Spark Plasma Sintering (SPS) has been used to consolidate a lithium-doped duplex α–β sialon with the overall composition Li0.5Si9.5Al2.5O2.0N14. The kinetics of densification has been studied, and the phase transformation, reactions and grain growth occurring in the dense compacts upon further heat treatment have been investigated. Two sources of Si3N4 powders were used, namely α- and β-Si3N4. Green bodies heated at a rate of 100 °C min−1 yielded fully dense compacts at 1450 °C (α-Si3N4) and 1500 °C (β-Si3N4) without holding, and these compacts consisted mainly of a locally formed liquid and precursor Si3N4 particles.
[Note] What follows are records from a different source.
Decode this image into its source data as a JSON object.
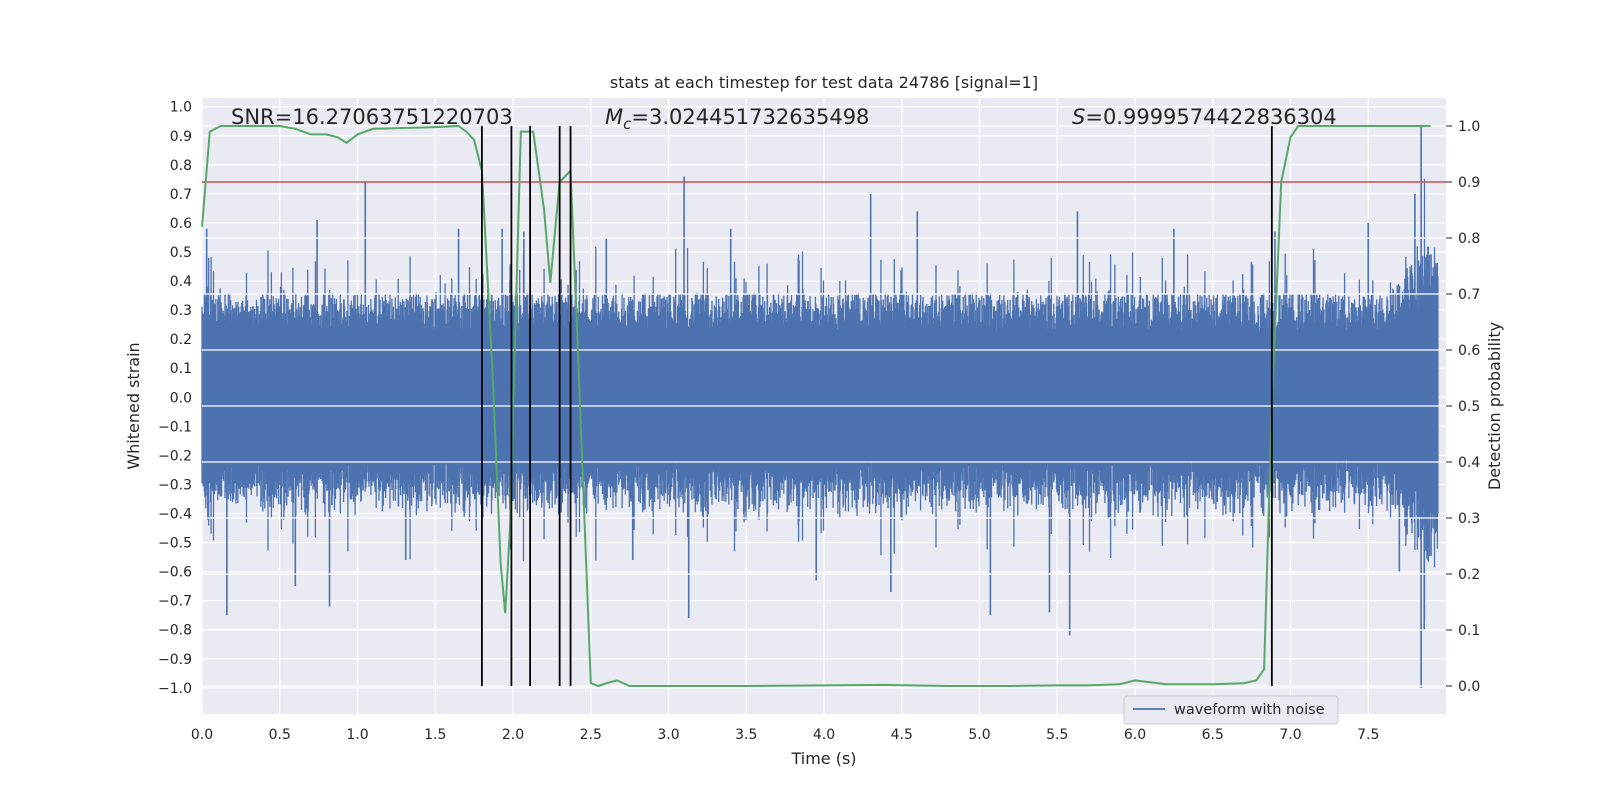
{
  "chart_data": {
    "type": "line",
    "title": "stats at each timestep for test data 24786 [signal=1]",
    "xlabel": "Time (s)",
    "ylabel": "Whitened strain",
    "y2label": "Detection probability",
    "xlim": [
      0.0,
      8.0
    ],
    "ylim": [
      -1.09,
      1.03
    ],
    "y2lim": [
      -0.05,
      1.05
    ],
    "xticks": [
      "0.0",
      "0.5",
      "1.0",
      "1.5",
      "2.0",
      "2.5",
      "3.0",
      "3.5",
      "4.0",
      "4.5",
      "5.0",
      "5.5",
      "6.0",
      "6.5",
      "7.0",
      "7.5"
    ],
    "yticks": [
      "1.0",
      "0.9",
      "0.8",
      "0.7",
      "0.6",
      "0.5",
      "0.4",
      "0.3",
      "0.2",
      "0.1",
      "0.0",
      "-0.1",
      "-0.2",
      "-0.3",
      "-0.4",
      "-0.5",
      "-0.6",
      "-0.7",
      "-0.8",
      "-0.9",
      "-1.0"
    ],
    "y2ticks": [
      "1.0",
      "0.9",
      "0.8",
      "0.7",
      "0.6",
      "0.5",
      "0.4",
      "0.3",
      "0.2",
      "0.1",
      "0.0"
    ],
    "annotations": {
      "snr": "SNR=16.27063751220703",
      "mc_prefix": "M",
      "mc_sub": "c",
      "mc_value": "=3.024451732635498",
      "s_prefix": "S",
      "s_value": "=0.9999574422836304"
    },
    "threshold": 0.9,
    "event_lines_x": [
      1.8,
      1.99,
      2.11,
      2.3,
      2.37,
      6.88
    ],
    "legend": "waveform with noise",
    "noise_envelope": {
      "typical_amplitude": 0.3,
      "spikes": [
        {
          "x": 0.03,
          "y": 0.58
        },
        {
          "x": 0.16,
          "y": -0.75
        },
        {
          "x": 0.6,
          "y": -0.65
        },
        {
          "x": 0.74,
          "y": 0.61
        },
        {
          "x": 0.82,
          "y": -0.72
        },
        {
          "x": 1.05,
          "y": 0.74
        },
        {
          "x": 1.31,
          "y": -0.56
        },
        {
          "x": 1.65,
          "y": 0.58
        },
        {
          "x": 1.93,
          "y": 0.58
        },
        {
          "x": 2.07,
          "y": 0.57
        },
        {
          "x": 2.6,
          "y": 0.55
        },
        {
          "x": 2.77,
          "y": -0.56
        },
        {
          "x": 3.1,
          "y": 0.76
        },
        {
          "x": 3.13,
          "y": -0.76
        },
        {
          "x": 3.4,
          "y": 0.58
        },
        {
          "x": 3.95,
          "y": -0.63
        },
        {
          "x": 4.3,
          "y": 0.7
        },
        {
          "x": 4.43,
          "y": -0.67
        },
        {
          "x": 4.6,
          "y": 0.64
        },
        {
          "x": 5.07,
          "y": -0.75
        },
        {
          "x": 5.45,
          "y": -0.74
        },
        {
          "x": 5.58,
          "y": -0.82
        },
        {
          "x": 5.63,
          "y": 0.64
        },
        {
          "x": 6.25,
          "y": 0.58
        },
        {
          "x": 6.9,
          "y": 0.57
        },
        {
          "x": 7.5,
          "y": 0.6
        },
        {
          "x": 7.7,
          "y": -0.6
        },
        {
          "x": 7.84,
          "y": 0.93
        },
        {
          "x": 7.84,
          "y": -1.0
        },
        {
          "x": 7.8,
          "y": 0.7
        },
        {
          "x": 7.86,
          "y": -0.8
        }
      ]
    },
    "series": [
      {
        "name": "detection probability",
        "axis": "right",
        "x": [
          0.0,
          0.05,
          0.12,
          0.5,
          0.6,
          0.7,
          0.8,
          0.87,
          0.93,
          1.0,
          1.1,
          1.5,
          1.65,
          1.7,
          1.75,
          1.8,
          1.87,
          1.92,
          1.95,
          1.98,
          2.05,
          2.08,
          2.13,
          2.2,
          2.24,
          2.3,
          2.37,
          2.42,
          2.5,
          2.55,
          2.6,
          2.67,
          2.75,
          3.0,
          3.5,
          4.0,
          4.4,
          4.8,
          5.2,
          5.5,
          5.7,
          5.9,
          6.0,
          6.2,
          6.5,
          6.7,
          6.78,
          6.83,
          6.88,
          6.94,
          7.0,
          7.05,
          7.3,
          7.9
        ],
        "y": [
          0.82,
          0.99,
          1.0,
          1.0,
          0.995,
          0.985,
          0.985,
          0.98,
          0.97,
          0.985,
          0.995,
          0.998,
          1.0,
          0.99,
          0.975,
          0.92,
          0.55,
          0.22,
          0.13,
          0.28,
          0.99,
          0.99,
          0.99,
          0.85,
          0.72,
          0.9,
          0.92,
          0.58,
          0.005,
          0.0,
          0.005,
          0.01,
          0.0,
          0.0,
          0.0,
          0.001,
          0.002,
          0.0,
          0.0,
          0.001,
          0.001,
          0.003,
          0.01,
          0.003,
          0.003,
          0.005,
          0.01,
          0.03,
          0.5,
          0.9,
          0.98,
          1.0,
          1.0,
          1.0
        ]
      }
    ]
  }
}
Upon further heating it was observed that α-sialon is formed initially, irrespectively of whether α-Si3N4 or β-Si3N4 powder is used as Si3N4 source; and when α-Si3N4 is used as starting powder, almost monophasic α-sialon compacts are formed before any transformation to β-sialon takes place on further heating. When β-Si3N4 is used as starting powder the formation of β-sialon is kinetically promoted, and compacts containing α-sialon, β-sialon and β-Si3N4 are obtained before the equilibrium phase assemblage is reached, i.e. a lithium-doped duplex α–β sialon ceramic. These observations can be interpreted in terms of the Ostwald step rule. Grain growth does not occur until the equilibrium phase assemblage has been established. The separation of grain growth from densification and phase transformation has implications for preparing Si3N4-based nano-ceramics and provides possibility for further studies of the kinetics of grain growth in Si3N4-based ceramics.